[Python-ideas] The async API of the future: yield-from

Mon Oct 15 01:49:49 CEST 2012

Guido van Rossum wrote:
> On Fri, Oct 12, 2012 at 10:05 PM, Greg Ewing
> <greg.ewing at canterbury.ac.nz> wrote:

>>You could go further and say that yielding a tuple of generators
>>means to spawn them all concurrently, wait for them all to
>>complete and send back a tuple of the results. The yield-from
>>code would then look pretty much the same as the futures code.
> 
> Sadly it looks that
> 
>   r = yield from (f1(), f2())
> 
> ends up interpreting the tuple as the iterator,

That's not yielding a tuple of generators. This is:

    r = yield (f1(), f2())

Note the absence of 'from'.

> So, can par() be as simple as
> 
> def par(*args):
>   results = []
>   for task in args:
>     result = yield from task
>     results.append(result)
>   return results

No, it can't be as simple as that, because that will just
execute the tasks sequentially. It would have to be something
like this:

    def par(*tasks):
       n = len(tasks)
       results = [None] * n
       for i, task in enumerate(tasks):
          def thunk():
             nonlocal n
             results[i] = yield from task
             n -= 1
          scheduler.schedule(thunk)
       while n > 0:
          yield
       return results

Not exactly straightforward, but that's why we write it once
and put it in the library. :-)

> Of course there's the question of what to do when one of the tasks
> raises an error -- I haven't quite figured that out in NDB either, it
> runs all the tasks to completion but the caller only sees the first
> exception. I briefly considered having an "multi-exception" but it
> felt too weird -- though I'm not married to that decision.

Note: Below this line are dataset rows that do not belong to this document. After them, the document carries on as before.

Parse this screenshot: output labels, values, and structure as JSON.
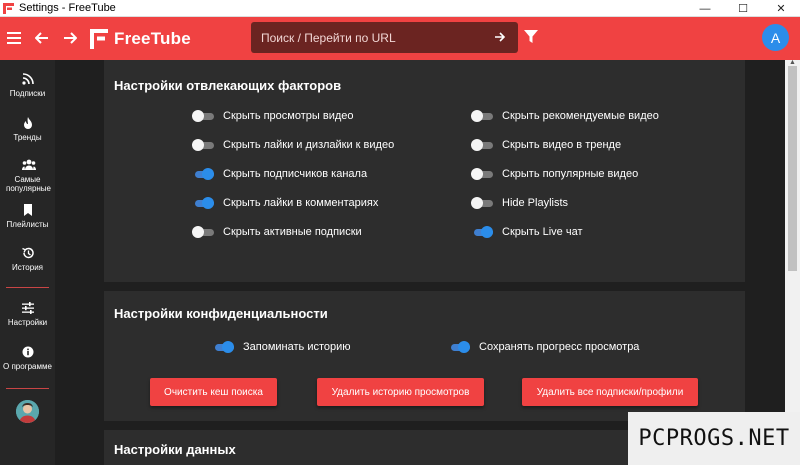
{
  "window": {
    "title": "Settings - FreeTube",
    "minimize": "—",
    "maximize": "☐",
    "close": "✕"
  },
  "topbar": {
    "brand": "FreeTube",
    "search_placeholder": "Поиск / Перейти по URL",
    "avatar_letter": "A"
  },
  "sidebar": {
    "items": [
      {
        "label": "Подписки",
        "icon": "rss-icon"
      },
      {
        "label": "Тренды",
        "icon": "fire-icon"
      },
      {
        "label": "Самые популярные",
        "icon": "users-icon"
      },
      {
        "label": "Плейлисты",
        "icon": "bookmark-icon"
      },
      {
        "label": "История",
        "icon": "history-icon"
      },
      {
        "label": "Настройки",
        "icon": "sliders-icon"
      },
      {
        "label": "О программе",
        "icon": "info-icon"
      }
    ]
  },
  "distraction": {
    "title": "Настройки отвлекающих факторов",
    "left": [
      {
        "label": "Скрыть просмотры видео",
        "on": false
      },
      {
        "label": "Скрыть лайки и дизлайки к видео",
        "on": false
      },
      {
        "label": "Скрыть подписчиков канала",
        "on": true
      },
      {
        "label": "Скрыть лайки в комментариях",
        "on": true
      },
      {
        "label": "Скрыть активные подписки",
        "on": false
      }
    ],
    "right": [
      {
        "label": "Скрыть рекомендуемые видео",
        "on": false
      },
      {
        "label": "Скрыть видео в тренде",
        "on": false
      },
      {
        "label": "Скрыть популярные видео",
        "on": false
      },
      {
        "label": "Hide Playlists",
        "on": false
      },
      {
        "label": "Скрыть Live чат",
        "on": true
      }
    ]
  },
  "privacy": {
    "title": "Настройки конфиденциальности",
    "toggles": [
      {
        "label": "Запоминать историю",
        "on": true
      },
      {
        "label": "Сохранять прогресс просмотра",
        "on": true
      }
    ],
    "buttons": [
      "Очистить кеш поиска",
      "Удалить историю просмотров",
      "Удалить все подписки/профили"
    ]
  },
  "data": {
    "title": "Настройки данных"
  },
  "watermark": "PCPROGS.NET",
  "colors": {
    "accent": "#f04242",
    "toggle_on": "#2b8dea",
    "panel": "#2d2d2d"
  }
}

Hmmm. Probably what should happen is that all the other tasks
get cancelled and then the exception gets propagated to the
caller of par(). If we assume another couple of primitives:

    scheduler.cancel(task) -- cancels the task

    scheduler.throw(task, exc) -- raises an exception in the task

then we could implement it this way:

    def par(*tasks):
       n = len(tasks)
       results = [None] * n
       this = scheduler.current_task
       for i, task in enumerate(tasks):
          def thunk():
             nonlocal n
             try:
                results[i] = yield from task
             except BaseException as e:
                for t in tasks:
                   scheduler.cancel(t)
                scheduler.throw(this, e)
             n -= 1
          scheduler.schedule(thunk)
       while n > 0:
          yield
       return results

>>>(10) Registering additional callbacks

While we're at it:

    class task_with_callbacks():

       def __init__(self, task):
          self.task = task
          self.callbacks = []

       def add_callback(self, cb):
          self.callbacks.append(cb)

       def run(self):
          result = yield from self.task
          for cb in self.callbacks:
             cb()
          return result

> Here's another pattern that I can't quite figure out. ...
> Essentially, it's a barrier pattern where multiple tasks (each
> representing a different HTTP request, and thus not all starting at
> the same time) render a partial web page and then block until a new
> HTTP request comes in that provides the missing info.

This should be fairly straightforward.

    waiters = [] # Tasks waiting for the event

When a task wants to wait:

    scheduler.block(waiters)

When the event occurs:

    for t in waiters:
       scheduler.schedule(t)
    del waiters[:]

Incidentally, this is a commonly encountered pattern known as a
"condition queue" in IPC parlance. I envisage that the async
library would provide encapsulations of this and other standard
IPC mechanisms such as mutexes, semaphores, channels, etc.

-- 
Greg